QR codes are gaining traction as more people have access to smartphones and their accompanying apps and tools. In the big scheme of things, QR codes are not THAT big of a deal. After all, it’s only a two-dimensional graphic, right? But the potential to engage mobile users as a jumping off point to a mobile environment is huge; it links the user to content (ideally to a mobile-friendly page) without leaving the device simply by scanning the code–no typing required.
We will see more and more QR codes and similar graphics in adverts and venues, mostly for commercial purposes.
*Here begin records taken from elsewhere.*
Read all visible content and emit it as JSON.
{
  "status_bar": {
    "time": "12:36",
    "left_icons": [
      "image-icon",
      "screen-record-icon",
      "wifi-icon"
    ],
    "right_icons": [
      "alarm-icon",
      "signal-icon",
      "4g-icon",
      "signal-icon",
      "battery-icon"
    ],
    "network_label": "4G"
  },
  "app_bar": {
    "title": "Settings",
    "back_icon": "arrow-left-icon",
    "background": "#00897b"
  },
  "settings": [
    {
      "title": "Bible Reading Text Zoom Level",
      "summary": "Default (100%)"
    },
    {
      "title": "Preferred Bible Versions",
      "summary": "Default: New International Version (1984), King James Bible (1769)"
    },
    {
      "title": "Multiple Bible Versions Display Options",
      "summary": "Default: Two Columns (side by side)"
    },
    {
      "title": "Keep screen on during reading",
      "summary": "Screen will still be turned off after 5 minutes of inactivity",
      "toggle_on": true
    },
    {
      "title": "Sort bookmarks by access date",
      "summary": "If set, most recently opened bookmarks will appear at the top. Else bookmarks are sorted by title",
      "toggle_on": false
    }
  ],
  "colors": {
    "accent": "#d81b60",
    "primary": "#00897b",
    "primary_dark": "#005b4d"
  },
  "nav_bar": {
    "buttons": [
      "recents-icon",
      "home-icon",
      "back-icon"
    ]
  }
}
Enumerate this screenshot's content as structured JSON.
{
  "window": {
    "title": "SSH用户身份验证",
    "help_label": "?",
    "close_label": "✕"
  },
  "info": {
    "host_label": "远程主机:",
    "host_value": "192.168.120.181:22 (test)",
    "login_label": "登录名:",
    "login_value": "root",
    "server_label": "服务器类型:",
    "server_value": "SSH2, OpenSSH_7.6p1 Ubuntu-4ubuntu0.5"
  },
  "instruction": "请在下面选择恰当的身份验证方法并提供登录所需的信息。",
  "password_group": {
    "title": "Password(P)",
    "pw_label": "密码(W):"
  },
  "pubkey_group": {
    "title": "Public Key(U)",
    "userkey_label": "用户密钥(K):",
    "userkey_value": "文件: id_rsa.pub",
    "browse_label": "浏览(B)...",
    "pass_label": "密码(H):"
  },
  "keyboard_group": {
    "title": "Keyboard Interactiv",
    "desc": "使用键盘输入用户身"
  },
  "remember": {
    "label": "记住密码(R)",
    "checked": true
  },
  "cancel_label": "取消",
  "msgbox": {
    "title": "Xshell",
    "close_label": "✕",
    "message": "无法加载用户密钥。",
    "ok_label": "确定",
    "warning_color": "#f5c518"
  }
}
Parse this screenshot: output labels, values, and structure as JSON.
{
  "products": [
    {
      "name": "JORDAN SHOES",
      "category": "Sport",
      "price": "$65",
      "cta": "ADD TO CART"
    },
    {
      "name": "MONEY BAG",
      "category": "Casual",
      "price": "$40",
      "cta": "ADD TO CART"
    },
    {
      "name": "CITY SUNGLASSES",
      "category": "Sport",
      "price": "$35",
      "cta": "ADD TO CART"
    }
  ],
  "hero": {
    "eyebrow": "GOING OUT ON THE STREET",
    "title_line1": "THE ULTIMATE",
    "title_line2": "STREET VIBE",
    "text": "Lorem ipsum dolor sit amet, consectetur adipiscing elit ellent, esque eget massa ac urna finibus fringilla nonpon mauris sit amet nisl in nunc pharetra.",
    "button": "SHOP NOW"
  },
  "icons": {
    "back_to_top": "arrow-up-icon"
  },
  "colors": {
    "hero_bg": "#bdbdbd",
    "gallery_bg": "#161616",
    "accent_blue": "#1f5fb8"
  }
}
However, QR code scanners and QR code creators are open to anyone, so the only limitation is your imagination.
I recently wrote a piece on QR codes for The Idaho Librarian, on how QR codes can be used in your library, including tips and best practices for QR code creation and use: “The Quick Response (QR) Code: Graphic Potential for Libraries.” And today I came across a great blog post from the iLibrarian blog, titled “QR Code Roundup: 10 Resources for Librarians and Educators” which shows great examples of QR code use to engage and educate.
The QR code is a simple, cheap, and easy to use graphic with a lot of potential to engage mobile users. Still, lots of education needs to happen before the QR code becomes mainstream and widely understood. But smartphones and camera-equipped mobile devices are on the increase so finding ways to meet these users in their own environment becomes more important, and the QR code is a simple but effective way of doing so right now.